Birkenrotkappe

Beim Kochen kann die Birkenrotkappe sehr verunsichern. Denn der Pilz verfärbt sich dabei schwarz! Dies tut seiner Beliebtheit aber keinen Abbruch, denn trotz dieses optischen Mangels überzeugt er durch einen wunderbar angenehmen Geschmack.

BirkenrotkappeDie Birkenrotkappe tritt immer in Kombination mit Birken auf. (Foto by: © M. Schuppich/ fotolia.com)

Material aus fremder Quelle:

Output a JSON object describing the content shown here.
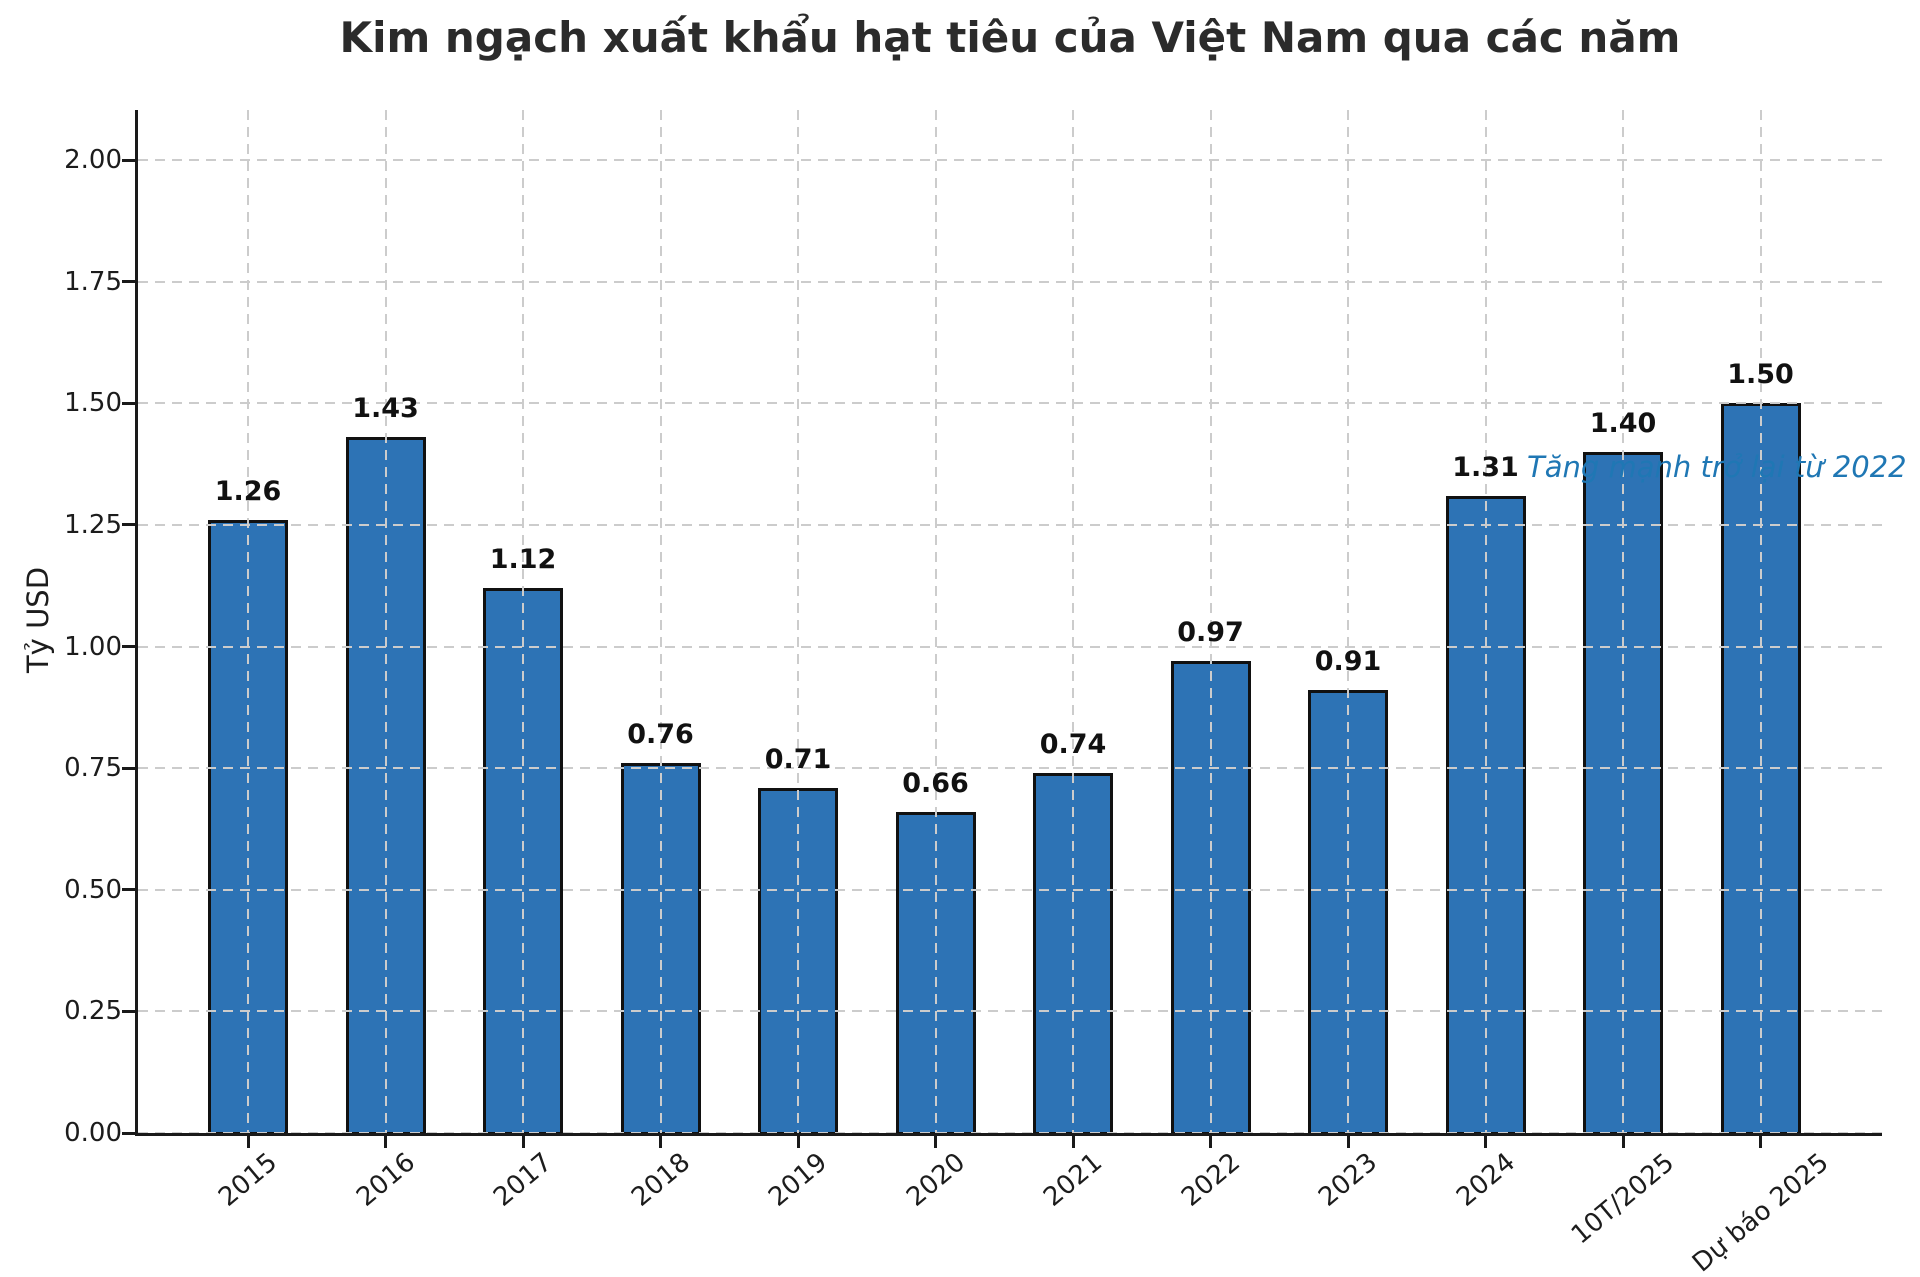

Die Birken-Rotkappe lässt sich leicht an ihrem weiß-dunkel gesprenkelten Stiel erkennen. Aufgrund der kleinen Schüppchen auf dem Stiel ist der Pilz auch als Schwarzschuppige Rotkappe bekannt. Die Birken-Rotkappe wird zur Gattung der Rauhfußröhrlinge gezählt.

Aussehen

Der Stiel der Birkenrotkappe kann ebenso dick wie dünn ausfallen, Stärken zwischen 2 und 6 cm sind normal. Der Pilz wird zwischen 8 und 20 cm hoch. Charakteristisch ist, dass der Stiel eher selten gerade ausfällt, sondern meist sehr schief wächst. Der Stiel hat eine weiße Grundfarbe, die dunkel gesprenkelt zu sein scheint – auf dem Stiel befinden sich kleine dunkle Schüppchen.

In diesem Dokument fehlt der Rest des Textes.